In September, I had the opportunity to present our exciting vaccine pipeline at Pfizer’s investor day, and there was so much to talk about before even getting to COVID-19. I’m excited by the additional vaccine breakthroughs we are hoping to bring forward over the next five years and their potential to help protect people’s lives.

WM: Before completing your MBA, you obtained a doctorate in pharmacology at Penn and an undergraduate chemistry degree at Cornell. What led you to pursue an MBA? Was it always in the cards?

NC: I’ve had a passion for science and medicine for as long as I can remember. While I was at the University of Pennsylvania pursuing my doctorate, I was part of the pharmacology PhD program, but I had a growing interest in business and a curiosity about the kind of impact I could make outside of a research lab. I decided to enroll to pursue an MBA, in addition to my PhD. It wasn’t a conventional choice. But my long-term goal was to make a profound impact on global health — the same goal that drives me today — and I saw a path through the combination of science and business. Ultimately, I joined Pfizer because I believe the work we do to deliver breakthrough medicines and vaccines has the profound impact I was looking for.

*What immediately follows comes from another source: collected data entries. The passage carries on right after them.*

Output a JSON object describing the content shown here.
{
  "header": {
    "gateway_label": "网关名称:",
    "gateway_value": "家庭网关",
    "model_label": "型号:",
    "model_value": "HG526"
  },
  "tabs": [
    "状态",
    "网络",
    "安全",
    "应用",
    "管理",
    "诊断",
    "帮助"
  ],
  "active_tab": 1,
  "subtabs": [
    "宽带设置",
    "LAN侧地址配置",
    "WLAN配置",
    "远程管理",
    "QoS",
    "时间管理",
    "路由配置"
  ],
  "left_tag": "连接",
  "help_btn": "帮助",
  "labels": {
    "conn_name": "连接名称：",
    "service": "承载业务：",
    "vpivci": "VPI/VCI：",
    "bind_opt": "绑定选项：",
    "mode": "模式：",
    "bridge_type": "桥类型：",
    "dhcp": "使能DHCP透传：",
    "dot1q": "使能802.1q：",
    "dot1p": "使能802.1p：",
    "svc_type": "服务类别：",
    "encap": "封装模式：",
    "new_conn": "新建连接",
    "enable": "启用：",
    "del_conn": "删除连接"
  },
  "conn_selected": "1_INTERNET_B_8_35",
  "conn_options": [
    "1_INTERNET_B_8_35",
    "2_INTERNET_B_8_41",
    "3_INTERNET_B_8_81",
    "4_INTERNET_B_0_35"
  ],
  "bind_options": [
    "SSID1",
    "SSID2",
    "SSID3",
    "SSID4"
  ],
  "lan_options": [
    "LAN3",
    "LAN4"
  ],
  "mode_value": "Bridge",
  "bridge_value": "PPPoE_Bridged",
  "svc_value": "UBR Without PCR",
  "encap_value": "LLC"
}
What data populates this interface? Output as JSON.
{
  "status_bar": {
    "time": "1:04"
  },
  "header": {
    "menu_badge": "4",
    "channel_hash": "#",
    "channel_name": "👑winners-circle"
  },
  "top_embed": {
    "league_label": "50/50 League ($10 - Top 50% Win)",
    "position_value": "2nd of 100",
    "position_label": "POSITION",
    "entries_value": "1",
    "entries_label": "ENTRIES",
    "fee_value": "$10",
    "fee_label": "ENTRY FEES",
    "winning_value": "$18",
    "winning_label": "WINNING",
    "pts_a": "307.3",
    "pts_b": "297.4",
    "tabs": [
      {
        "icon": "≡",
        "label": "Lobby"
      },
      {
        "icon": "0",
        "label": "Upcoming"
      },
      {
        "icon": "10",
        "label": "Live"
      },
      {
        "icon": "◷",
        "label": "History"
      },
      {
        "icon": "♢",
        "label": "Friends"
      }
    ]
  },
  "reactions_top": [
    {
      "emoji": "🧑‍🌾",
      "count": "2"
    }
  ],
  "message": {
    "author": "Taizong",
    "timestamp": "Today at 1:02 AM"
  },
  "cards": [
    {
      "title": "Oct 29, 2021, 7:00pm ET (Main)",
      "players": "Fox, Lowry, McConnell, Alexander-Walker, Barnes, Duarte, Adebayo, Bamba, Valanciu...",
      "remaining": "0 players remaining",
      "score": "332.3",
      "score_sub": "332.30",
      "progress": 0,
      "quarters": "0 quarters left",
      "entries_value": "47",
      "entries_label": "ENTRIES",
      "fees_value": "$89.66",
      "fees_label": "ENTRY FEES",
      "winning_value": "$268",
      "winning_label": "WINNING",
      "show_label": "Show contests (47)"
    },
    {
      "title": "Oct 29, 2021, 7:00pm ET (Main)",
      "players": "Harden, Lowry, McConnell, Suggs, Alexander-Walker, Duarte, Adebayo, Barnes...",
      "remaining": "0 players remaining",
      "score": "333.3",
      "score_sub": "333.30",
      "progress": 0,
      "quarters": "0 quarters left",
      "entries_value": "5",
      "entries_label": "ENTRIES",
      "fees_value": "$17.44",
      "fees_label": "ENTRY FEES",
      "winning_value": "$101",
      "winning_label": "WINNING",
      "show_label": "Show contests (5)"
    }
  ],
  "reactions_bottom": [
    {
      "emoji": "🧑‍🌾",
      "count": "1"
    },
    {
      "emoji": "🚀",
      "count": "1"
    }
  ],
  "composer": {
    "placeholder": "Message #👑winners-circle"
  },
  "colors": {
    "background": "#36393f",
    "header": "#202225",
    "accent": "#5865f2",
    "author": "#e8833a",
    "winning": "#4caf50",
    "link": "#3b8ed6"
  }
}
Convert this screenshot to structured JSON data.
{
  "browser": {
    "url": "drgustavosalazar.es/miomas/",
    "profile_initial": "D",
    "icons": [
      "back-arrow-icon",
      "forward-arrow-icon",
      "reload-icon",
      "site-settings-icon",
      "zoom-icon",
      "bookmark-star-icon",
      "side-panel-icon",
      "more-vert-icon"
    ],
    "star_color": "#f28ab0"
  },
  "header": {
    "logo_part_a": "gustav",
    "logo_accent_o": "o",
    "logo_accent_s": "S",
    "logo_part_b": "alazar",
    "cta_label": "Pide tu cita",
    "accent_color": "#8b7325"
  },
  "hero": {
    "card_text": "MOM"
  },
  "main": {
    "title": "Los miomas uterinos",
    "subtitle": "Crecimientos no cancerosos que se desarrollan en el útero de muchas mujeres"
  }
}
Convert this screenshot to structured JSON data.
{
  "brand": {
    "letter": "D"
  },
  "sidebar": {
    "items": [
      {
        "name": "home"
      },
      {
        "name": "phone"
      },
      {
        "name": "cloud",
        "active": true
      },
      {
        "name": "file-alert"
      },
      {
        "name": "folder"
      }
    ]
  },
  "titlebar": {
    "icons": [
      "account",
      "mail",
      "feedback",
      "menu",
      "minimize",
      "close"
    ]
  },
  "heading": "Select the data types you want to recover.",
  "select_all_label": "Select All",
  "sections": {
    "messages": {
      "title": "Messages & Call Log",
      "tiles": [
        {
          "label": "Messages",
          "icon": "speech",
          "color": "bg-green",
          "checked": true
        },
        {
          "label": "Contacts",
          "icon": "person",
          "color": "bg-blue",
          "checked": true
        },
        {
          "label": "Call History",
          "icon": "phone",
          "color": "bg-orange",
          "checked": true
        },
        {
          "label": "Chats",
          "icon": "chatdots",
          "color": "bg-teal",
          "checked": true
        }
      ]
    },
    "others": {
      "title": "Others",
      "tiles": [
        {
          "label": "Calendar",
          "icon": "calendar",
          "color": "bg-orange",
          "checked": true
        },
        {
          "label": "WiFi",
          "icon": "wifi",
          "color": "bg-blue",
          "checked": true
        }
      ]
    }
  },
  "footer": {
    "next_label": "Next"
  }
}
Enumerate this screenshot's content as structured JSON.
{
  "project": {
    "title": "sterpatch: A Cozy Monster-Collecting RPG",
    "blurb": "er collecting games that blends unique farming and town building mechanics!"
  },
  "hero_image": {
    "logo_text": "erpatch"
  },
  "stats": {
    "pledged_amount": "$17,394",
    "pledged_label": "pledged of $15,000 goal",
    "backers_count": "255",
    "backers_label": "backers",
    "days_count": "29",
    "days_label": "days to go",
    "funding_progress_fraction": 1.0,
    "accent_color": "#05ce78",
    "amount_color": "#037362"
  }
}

WM: Is there anything we haven’t touched on that you’d like to mention?

NC: I want to end on a brief reflection on 2020. It was a year that will transform how we perceive preventative health care, but it should also be the year we convert this awareness to action and advocacy, in order to establish policies and build infrastructure that work to prevent disease. This is our shot to reduce health disparities and help ensure the sustainability of our health systems. I hope we take it.